A promising way of generating electrical power from heat flux is utilizing the thermoelectric (TE) effect. Application of TE generators in daily life strongly depends on their thermodynamic conversion efficiency, which is determined by the dimensionless TE figure-of-merit, ZT. Good TE materials possess high ZT-values, which are obtained by combination of high electrical conductivity and low thermal conductivity, at the same time with high Seebeck coefficient.
Herein, we investigate the microstructure evolution of Ag-alloyed PbTe compounds with or without 0.04 at. % Bi additions. We control the nucleation and temporal evolution of Ag2Te-precipitates in the PbTe-matrix, aiming to achieve homogeneous dispersion of precipitates with high number density values, hypothesizing that they act as phonon scattering centers, thereby reducing lattice thermal conductivity. We measure the temperature dependence of the Seebeck coefficient and electrical and thermal conductivities, and correlate them with the microstructure.
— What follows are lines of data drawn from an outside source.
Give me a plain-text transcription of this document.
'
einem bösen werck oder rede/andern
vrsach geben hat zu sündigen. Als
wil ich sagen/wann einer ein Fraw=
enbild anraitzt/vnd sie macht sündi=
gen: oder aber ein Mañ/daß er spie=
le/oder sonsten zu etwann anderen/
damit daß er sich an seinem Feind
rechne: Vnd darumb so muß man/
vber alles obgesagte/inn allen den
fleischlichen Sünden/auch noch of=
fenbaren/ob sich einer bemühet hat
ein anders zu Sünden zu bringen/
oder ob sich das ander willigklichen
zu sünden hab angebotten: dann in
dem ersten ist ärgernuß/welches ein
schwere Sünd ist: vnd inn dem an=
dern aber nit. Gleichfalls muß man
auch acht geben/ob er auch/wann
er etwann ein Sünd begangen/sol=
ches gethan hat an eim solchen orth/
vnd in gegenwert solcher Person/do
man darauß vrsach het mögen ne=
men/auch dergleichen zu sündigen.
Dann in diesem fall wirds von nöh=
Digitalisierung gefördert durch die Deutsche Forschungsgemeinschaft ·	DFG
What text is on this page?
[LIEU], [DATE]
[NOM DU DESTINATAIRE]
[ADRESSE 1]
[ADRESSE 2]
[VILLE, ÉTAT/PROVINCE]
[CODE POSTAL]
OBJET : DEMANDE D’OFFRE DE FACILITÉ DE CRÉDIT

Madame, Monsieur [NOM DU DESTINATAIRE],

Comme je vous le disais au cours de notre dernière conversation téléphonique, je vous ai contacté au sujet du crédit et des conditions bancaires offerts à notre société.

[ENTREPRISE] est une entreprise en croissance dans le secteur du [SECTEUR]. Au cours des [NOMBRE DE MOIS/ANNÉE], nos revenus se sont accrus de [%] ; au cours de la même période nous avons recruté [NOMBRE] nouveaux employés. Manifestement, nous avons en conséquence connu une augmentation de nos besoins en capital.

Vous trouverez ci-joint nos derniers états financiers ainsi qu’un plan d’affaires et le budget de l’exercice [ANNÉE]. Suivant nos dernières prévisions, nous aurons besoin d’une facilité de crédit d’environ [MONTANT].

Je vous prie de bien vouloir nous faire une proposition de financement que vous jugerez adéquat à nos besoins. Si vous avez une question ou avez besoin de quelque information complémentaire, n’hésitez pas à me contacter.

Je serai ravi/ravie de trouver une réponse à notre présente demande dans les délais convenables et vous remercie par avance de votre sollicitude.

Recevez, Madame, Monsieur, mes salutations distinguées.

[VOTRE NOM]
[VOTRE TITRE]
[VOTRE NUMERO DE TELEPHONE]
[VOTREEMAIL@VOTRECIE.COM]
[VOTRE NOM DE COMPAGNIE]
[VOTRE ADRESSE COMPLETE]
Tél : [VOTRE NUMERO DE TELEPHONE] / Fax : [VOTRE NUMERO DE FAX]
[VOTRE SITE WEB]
We manage to reduce thermal conductivity of PbTe by controlled nucleation of Ag2Te-precipitates, and obtain a number density value as high as 2·1020 m-3 after 6 h aging at 380 °C. This yields ZT value of ca. 1.4 at 450 °C, which is one on the largest values reported for n-type PbTe compounds. Subsequent aging leads to precipitate coarsening and deterioration of TE performance. Interestingly, we find that doping with Bi atoms, besides their role as electron donors, improve the alloys’ thermal stability by suppressing microstructure evolution; thereby maintaining high TE performance that is stable at elevated service temperatures. The latter has prime technological significance.